Capitol “Improvements “

Dwain Northey (Gen X)

There’s a particular image that keeps coming to mind every time Donald Trump announces another “improvement” to Washington. It’s not the image he wants, of course. Not the strongman pose with the red tie hanging to his knees like a warning banner outside a liquidation sale. No. The image is of an old dog dragging its rear end across an expensive carpet while everyone in the room stares in horror wondering whether to intervene or just burn the house down and start over.

That’s what this increasingly feels like. America’s capital as the carpet. Trump as the dog. And every week another historic institution gets smeared by the presidential equivalent of “I’m fixing it,” right before something priceless gets ripped out of the floorboards.

First it was the East Wing. Then came the rumors and redesign fantasies that make the White House sound less like a national landmark and more like a failed casino renovation project in Atlantic City circa 1994. You can practically hear the imaginary contractor pitch now:

“Mr. President, the White House has a timeless neoclassical dignity.”

“Yeah, but what if it looked more like a steakhouse attached to a regional airport?”

Perfect. Approved.

And then there’s the reflecting pool.
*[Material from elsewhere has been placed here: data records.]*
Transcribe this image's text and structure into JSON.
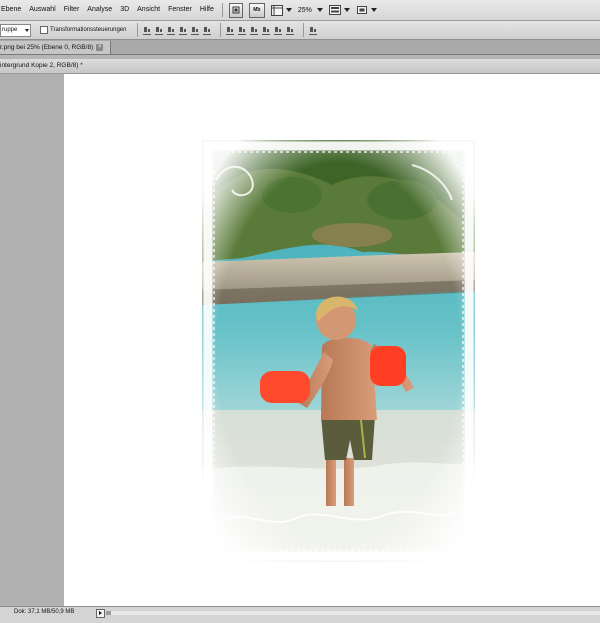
{
  "menubar": {
    "items": [
      "Ebene",
      "Auswahl",
      "Filter",
      "Analyse",
      "3D",
      "Ansicht",
      "Fenster",
      "Hilfe"
    ],
    "mb_label": "Mb",
    "zoom": "25%"
  },
  "options": {
    "group_select": "ruppe",
    "transform_label": "Transformationssteuerungen"
  },
  "tabs": {
    "doc_tab": "r.png bei 25% (Ebene 0, RGB/8)"
  },
  "document": {
    "title": "intergrund Kopie 2, RGB/8) *"
  },
  "status": {
    "doc_info": "Dok: 37,1 MB/50,9 MB"
  }
}
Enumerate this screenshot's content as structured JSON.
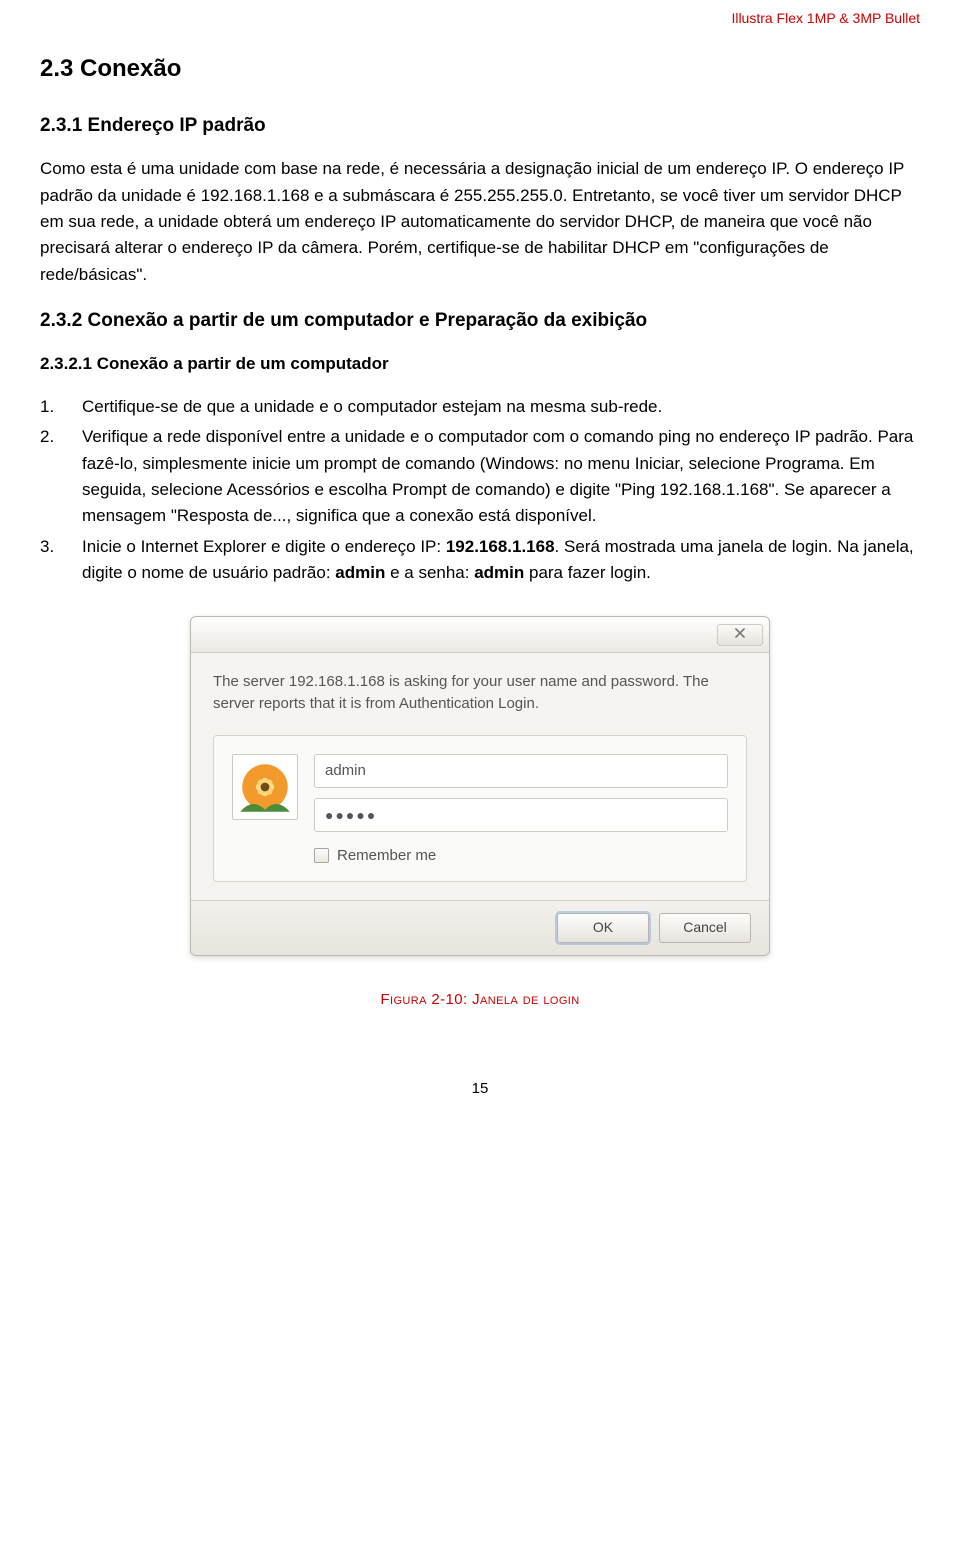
{
  "header": {
    "running": "Illustra Flex 1MP & 3MP Bullet"
  },
  "sec23": {
    "title": "2.3 Conexão"
  },
  "sec231": {
    "title": "2.3.1 Endereço IP padrão",
    "para": "Como esta é uma unidade com base na rede, é necessária a designação inicial de um endereço IP. O endereço IP padrão da unidade é 192.168.1.168 e a submáscara é 255.255.255.0. Entretanto, se você tiver um servidor DHCP em sua rede, a unidade obterá um endereço IP automaticamente do servidor DHCP, de maneira que você não precisará alterar o endereço IP da câmera. Porém, certifique-se de habilitar DHCP em \"configurações de rede/básicas\"."
  },
  "sec232": {
    "title": "2.3.2 Conexão a partir de um computador e Preparação da exibição",
    "sub1": {
      "title": "2.3.2.1 Conexão a partir de um computador",
      "items": [
        {
          "num": "1.",
          "text": "Certifique-se de que a unidade e o computador estejam na mesma sub-rede."
        },
        {
          "num": "2.",
          "text": "Verifique a rede disponível entre a unidade e o computador com o comando ping no endereço IP padrão. Para fazê-lo, simplesmente inicie um prompt de comando (Windows: no menu Iniciar, selecione Programa. Em seguida, selecione Acessórios e escolha Prompt de comando) e digite \"Ping 192.168.1.168\". Se aparecer a mensagem \"Resposta de..., significa que a conexão está disponível."
        },
        {
          "num": "3.",
          "text_before": "Inicie o Internet Explorer e digite o endereço IP: ",
          "bold1": "192.168.1.168",
          "mid1": ". Será mostrada uma janela de login. Na janela, digite o nome de usuário padrão: ",
          "bold2": "admin",
          "mid2": " e a senha: ",
          "bold3": "admin",
          "after": " para fazer login."
        }
      ]
    }
  },
  "dialog": {
    "message": "The server 192.168.1.168 is asking for your user name and password. The server reports that it is from Authentication Login.",
    "username_value": "admin",
    "password_masked": "●●●●●",
    "remember_label": "Remember me",
    "ok_label": "OK",
    "cancel_label": "Cancel"
  },
  "figure": {
    "caption_prefix": "Figura 2-10: ",
    "caption_body": "Janela de login"
  },
  "page_number": "15"
}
A reflecting pool. One of the simplest and most elegant features in Washington — calm water, symbolic architecture, understated beauty — and somehow the reports come out that it’s been “fixed” with what sounds suspiciously like the kind of blue liner somebody installs in an above-ground pool behind a Florida condominium complex. At this point it’s honestly shocking he didn’t insist on gold trim around the edges with little fountains shaped like himself giving thumbs-up signs.
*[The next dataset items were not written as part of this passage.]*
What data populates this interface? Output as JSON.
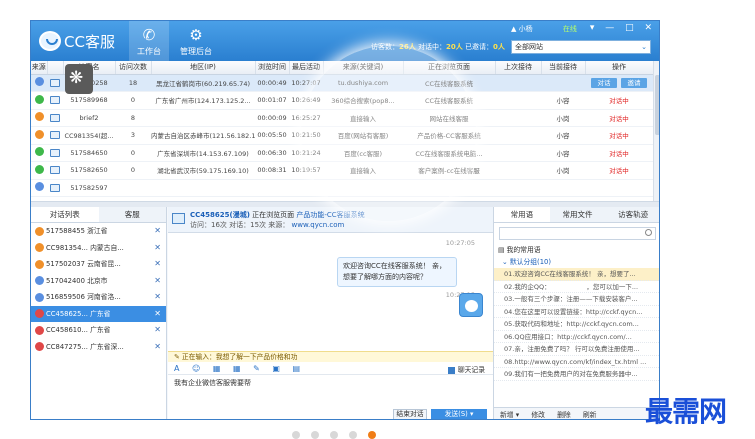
{
  "app": {
    "logo_text": "CC客服",
    "nav": [
      {
        "label": "工作台",
        "icon": "chat-bubble-icon"
      },
      {
        "label": "管理后台",
        "icon": "gear-icon"
      }
    ],
    "user": "小杨",
    "online_status": "在线",
    "status_line": {
      "prefix": "访客数：",
      "visitors": "26人",
      "chatting_label": "对话中：",
      "chatting": "20人",
      "waiting_label": "已邀请：",
      "waiting": "0人"
    },
    "site_select": "全部网站",
    "window_controls": "▾ — □ ✕"
  },
  "visitor_table": {
    "headers": [
      "来源",
      "",
      "访客名",
      "访问次数",
      "地区(IP)",
      "浏览时间",
      "最后活动",
      "来源(关键词)",
      "正在浏览页面",
      "上次接待",
      "当前接待",
      "操作"
    ],
    "rows": [
      {
        "status": "blue",
        "name": "517590258",
        "visits": "18",
        "region": "黑龙江省鹤岗市(60.219.65.74)",
        "duration": "00:00:49",
        "last": "10:27:07",
        "source": "tu.dushiya.com",
        "page": "CC在线客服系统",
        "prev": "",
        "curr": "",
        "op1": "对话",
        "op2": "邀请"
      },
      {
        "status": "green",
        "name": "517589968",
        "visits": "0",
        "region": "广东省广州市(124.173.125.2...",
        "duration": "00:01:07",
        "last": "10:26:49",
        "source": "360综合搜索(pop8...",
        "page": "CC在线客服系统",
        "prev": "",
        "curr": "小容",
        "op1": "对话中",
        "op2": ""
      },
      {
        "status": "orange",
        "name": "brief2",
        "visits": "8",
        "region": "",
        "duration": "00:00:09",
        "last": "16:25:27",
        "source": "直接输入",
        "page": "网站在线客服",
        "prev": "",
        "curr": "小岗",
        "op1": "对话中",
        "op2": ""
      },
      {
        "status": "orange",
        "name": "CC981354(超...",
        "visits": "3",
        "region": "内蒙古自治区赤峰市(121.56.182.11)",
        "duration": "00:05:50",
        "last": "10:21:50",
        "source": "百度(网站有客服)",
        "page": "产品价格-CC客服系统",
        "prev": "",
        "curr": "小容",
        "op1": "对话中",
        "op2": ""
      },
      {
        "status": "green",
        "name": "517584650",
        "visits": "0",
        "region": "广东省深圳市(14.153.67.109)",
        "duration": "00:06:30",
        "last": "10:21:24",
        "source": "百度(cc客服)",
        "page": "CC在线客服系统电脑... ",
        "prev": "",
        "curr": "小容",
        "op1": "对话中",
        "op2": ""
      },
      {
        "status": "green",
        "name": "517582650",
        "visits": "0",
        "region": "湖北省武汉市(59.175.169.10)",
        "duration": "00:08:31",
        "last": "10:19:57",
        "source": "直接输入",
        "page": "客户案例-cc在线客服",
        "prev": "",
        "curr": "小岗",
        "op1": "对话中",
        "op2": ""
      },
      {
        "status": "blue",
        "name": "517582597",
        "visits": "",
        "region": "",
        "duration": "",
        "last": "",
        "source": "",
        "page": "",
        "prev": "",
        "curr": "",
        "op1": "",
        "op2": ""
      }
    ]
  },
  "left_panel": {
    "tabs": [
      "对话列表",
      "客服"
    ],
    "items": [
      {
        "status": "orange",
        "name": "517588455",
        "region": "浙江省"
      },
      {
        "status": "orange",
        "name": "CC981354...",
        "region": "内蒙古自..."
      },
      {
        "status": "orange",
        "name": "517502037",
        "region": "云南省昆..."
      },
      {
        "status": "blue",
        "name": "517042400",
        "region": "北京市"
      },
      {
        "status": "blue",
        "name": "516859506",
        "region": "河南省洛..."
      },
      {
        "status": "red",
        "name": "CC458625...",
        "region": "广东省"
      },
      {
        "status": "red",
        "name": "CC458610...",
        "region": "广东省"
      },
      {
        "status": "red",
        "name": "CC847275...",
        "region": "广东省深..."
      }
    ]
  },
  "chat": {
    "visitor_id": "CC458625(漫城)",
    "browsing_label": "正在浏览页面",
    "browsing_page": "产品功能-CC客服系统",
    "sub": "访问：16次 对话：15次 来源：",
    "sub_link": "www.qycn.com",
    "ts1": "10:27:05",
    "bubble": "欢迎咨询CC在线客服系统！ 亲，想要了解哪方面的内容呢？",
    "ts2": "10:27:15",
    "typing": "正在输入：我想了解一下产品价格和功",
    "toolbar_icons": "A ☺ ▦ ▦ ✎ ▣ ▤",
    "history": "聊天记录",
    "input_text": "我有企业微信客服需要帮",
    "end_btn": "结束对话",
    "send_btn": "发送(S) ▾"
  },
  "right_panel": {
    "tabs": [
      "常用语",
      "常用文件",
      "访客轨迹"
    ],
    "group": "我的常用语",
    "subgroup": "默认分组(10)",
    "items": [
      "01.欢迎咨询CC在线客服系统！ 亲，想要了...",
      "02.我的企QQ：　　　　　　，您可以加一下...",
      "03.一般有三个步骤：注册——下载安装客户...",
      "04.您在这里可以设置链接：http://cckf.qycn...",
      "05.获取代码和地址：http://cckf.qycn.com...",
      "06.QQ应用接口：http://cckf.qycn.com/...",
      "07.亲，注册免费了吗？ 行可以免费注册使用...",
      "08.http://www.qycn.com/kf/index_tx.html ...",
      "09.我们有一把免费用户的对在免费服务器中..."
    ],
    "footer": [
      "新增 ▾",
      "修改",
      "删除",
      "刷新"
    ]
  },
  "watermark": "最需网"
}
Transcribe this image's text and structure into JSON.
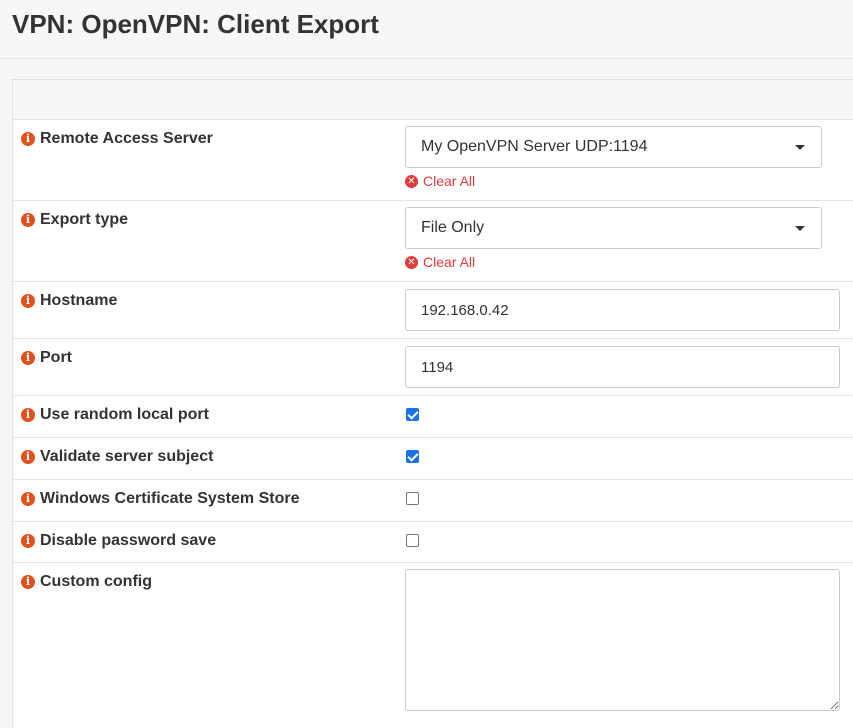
{
  "page": {
    "title": "VPN: OpenVPN: Client Export"
  },
  "form": {
    "remote_access_server": {
      "label": "Remote Access Server",
      "value": "My OpenVPN Server UDP:1194",
      "clear_label": "Clear All"
    },
    "export_type": {
      "label": "Export type",
      "value": "File Only",
      "clear_label": "Clear All"
    },
    "hostname": {
      "label": "Hostname",
      "value": "192.168.0.42"
    },
    "port": {
      "label": "Port",
      "value": "1194"
    },
    "use_random_local_port": {
      "label": "Use random local port",
      "checked": true
    },
    "validate_server_subject": {
      "label": "Validate server subject",
      "checked": true
    },
    "windows_cert_store": {
      "label": "Windows Certificate System Store",
      "checked": false
    },
    "disable_password_save": {
      "label": "Disable password save",
      "checked": false
    },
    "custom_config": {
      "label": "Custom config",
      "value": ""
    }
  },
  "icons": {
    "info": "info-icon",
    "clear": "clear-x-icon",
    "dropdown": "chevron-down-icon"
  },
  "colors": {
    "info_icon": "#e2511d",
    "clear_link": "#e03c3c",
    "checkbox_checked": "#1a73e8"
  }
}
You can already imagine the explanation too:

“Nobody knew more about reflective water than me. People come up to me, tears in their eyes, saying, ‘Sir, this is the most reflective pool we’ve ever seen.’”

Of course they do.

And now comes the triumphal arch idea. Because naturally the man who spent years slapping his name across buildings like a teenager carving initials into a desk has apparently decided the capital itself needs permanent branding. A giant arch. A massive ego in stone. The architectural equivalent of yelling “LOOK AT ME” through a megaphone during a funeral.

Washington, D.C. was designed with intentional symbolism. The monuments were debated for years, sometimes decades. The Vietnam Veterans Memorial dedication was fought over relentlessly because Americans understood memorials matter. They carry grief, memory, and national identity. Even the arguments over them reflected seriousness. People cared because permanence means something in a republic.
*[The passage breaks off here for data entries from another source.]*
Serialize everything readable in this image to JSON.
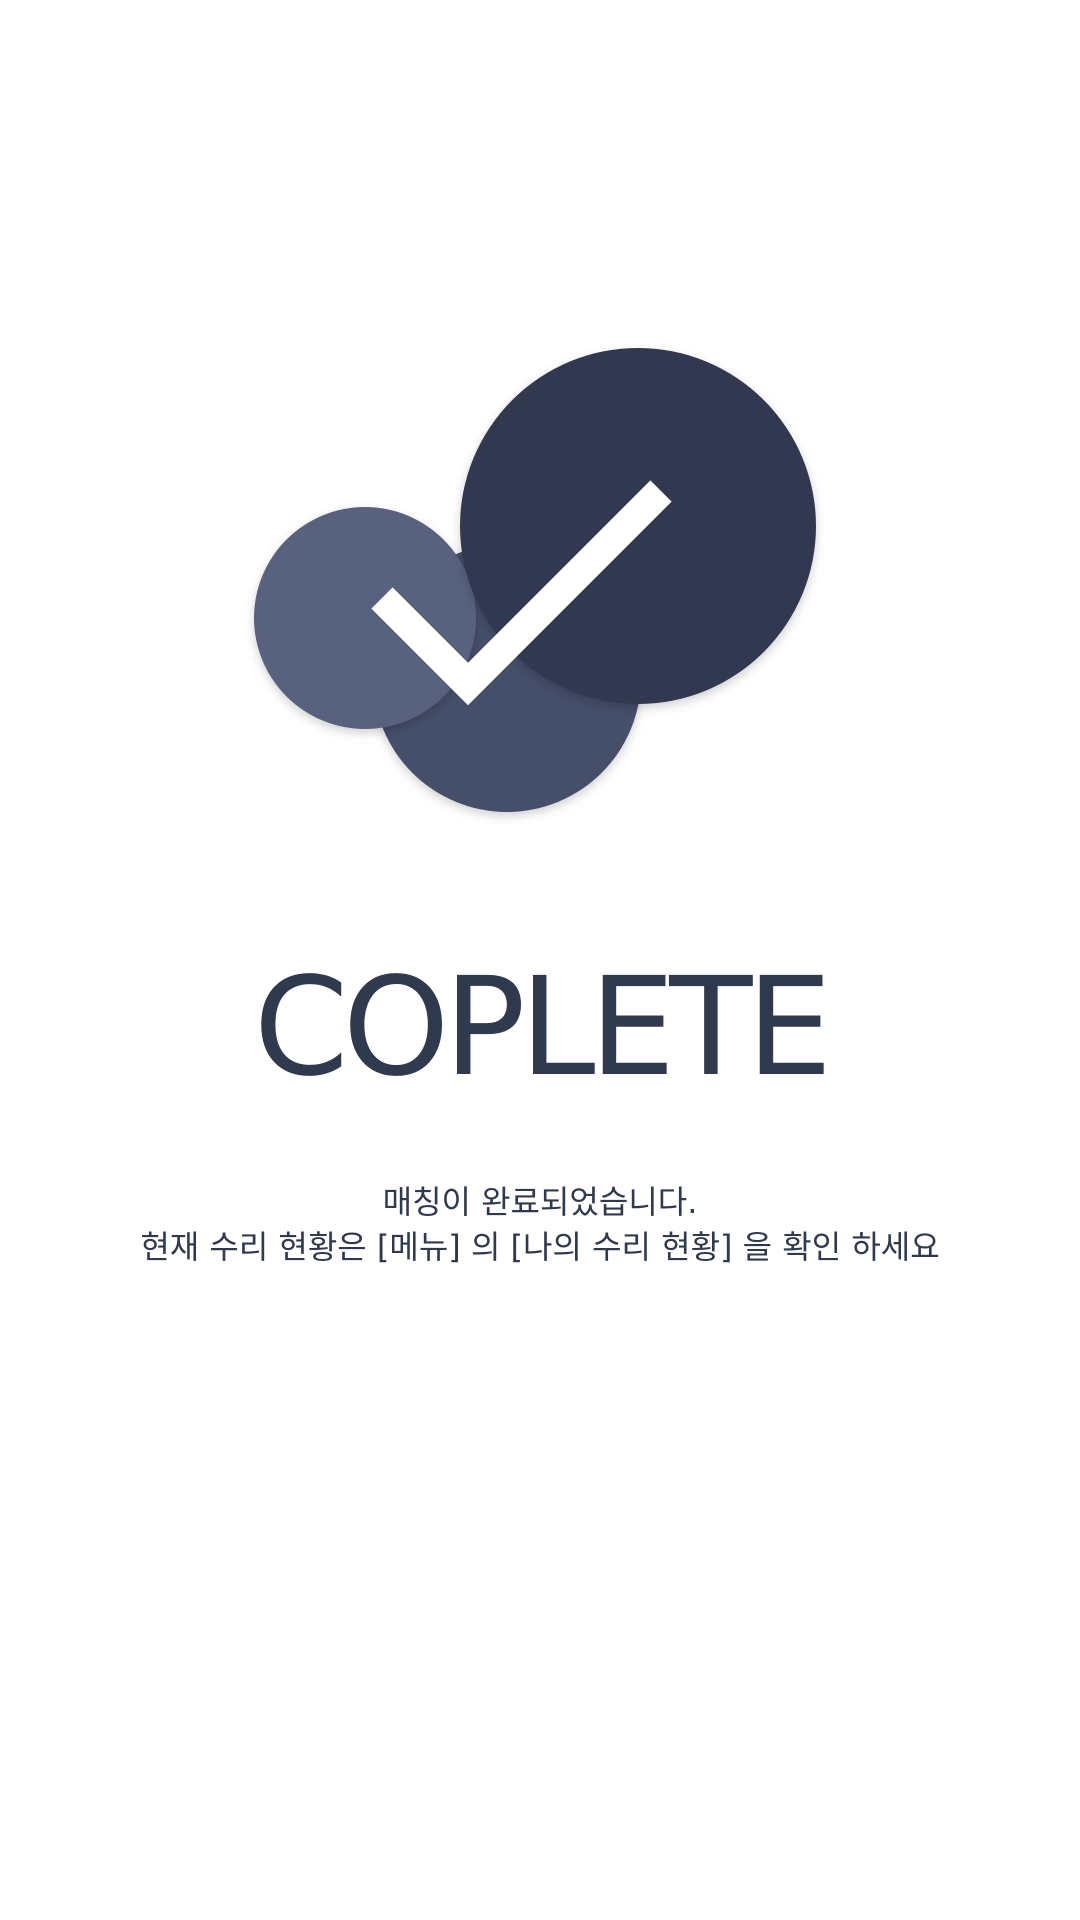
{
  "illustration": {
    "icon": "check-icon",
    "colors": {
      "large_circle": "#303950",
      "medium_circle": "#45506b",
      "small_circle": "#58627f",
      "check_mark": "#ffffff"
    }
  },
  "title": "COPLETE",
  "message": {
    "line1": "매칭이 완료되었습니다.",
    "line2": "현재 수리 현황은 [메뉴] 의 [나의 수리 현황] 을 확인 하세요"
  }
}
But Trump approaches history the way a reality TV host approaches a golf resort lobby: if there’s empty space, slap your aesthetic on it and invoice somebody else for the damages.

That’s the part that feels so grotesque. These aren’t improvements born from stewardship. They’re territorial markings. Like a bear clawing trees or a cat spraying furniture. Except instead of nature documentaries, it’s the federal government. Every institution becomes another surface onto which Dear Leader can press his orange fingerprint before history drags him away kicking and screaming.

The John F. Kennedy Center for the Performing Arts probably wakes up every morning terrified it’s about to be converted into “The Trump Freedom Entertainment Dome Featuring Patriotic Buffet Wednesdays.” Nothing is safe from the compulsion to gild, rename, enlarge, bulldoze, or cover in giant banners that look like rejected decor from a deposed dictator’s birthday parade.

And underneath all of it is the exhausting insecurity. That’s what these projects always scream. Truly confident leaders don’t need monuments to themselves every fifteen minutes. Abraham Lincoln didn’t design the Lincoln Memorial. Franklin D. Roosevelt didn’t sketch himself onto Mount Rushmore holding lightning bolts. Most presidents understood that history decides your legacy. You don’t get to install it yourself like a custom backsplash.

But Trump treats the capital the same way he treats every room he enters: as something temporarily existing until he can paste his identity over it. Washington isn’t a shared civic space to him. It’s a blank wall begging for a giant gold “T.”

And honestly, that’s the real disgust in all this. The capital belongs to the country. Not to one man’s branding obsession. Not to a political midlife crisis wrapped in bronzer and grievance. Not to somebody who looks at centuries of architecture and thinks, “You know what this needs? More me.”

At some point it stops feeling like governance and starts feeling like a raccoon tearing apart a historical museum because it found a shiny object in the gift shop.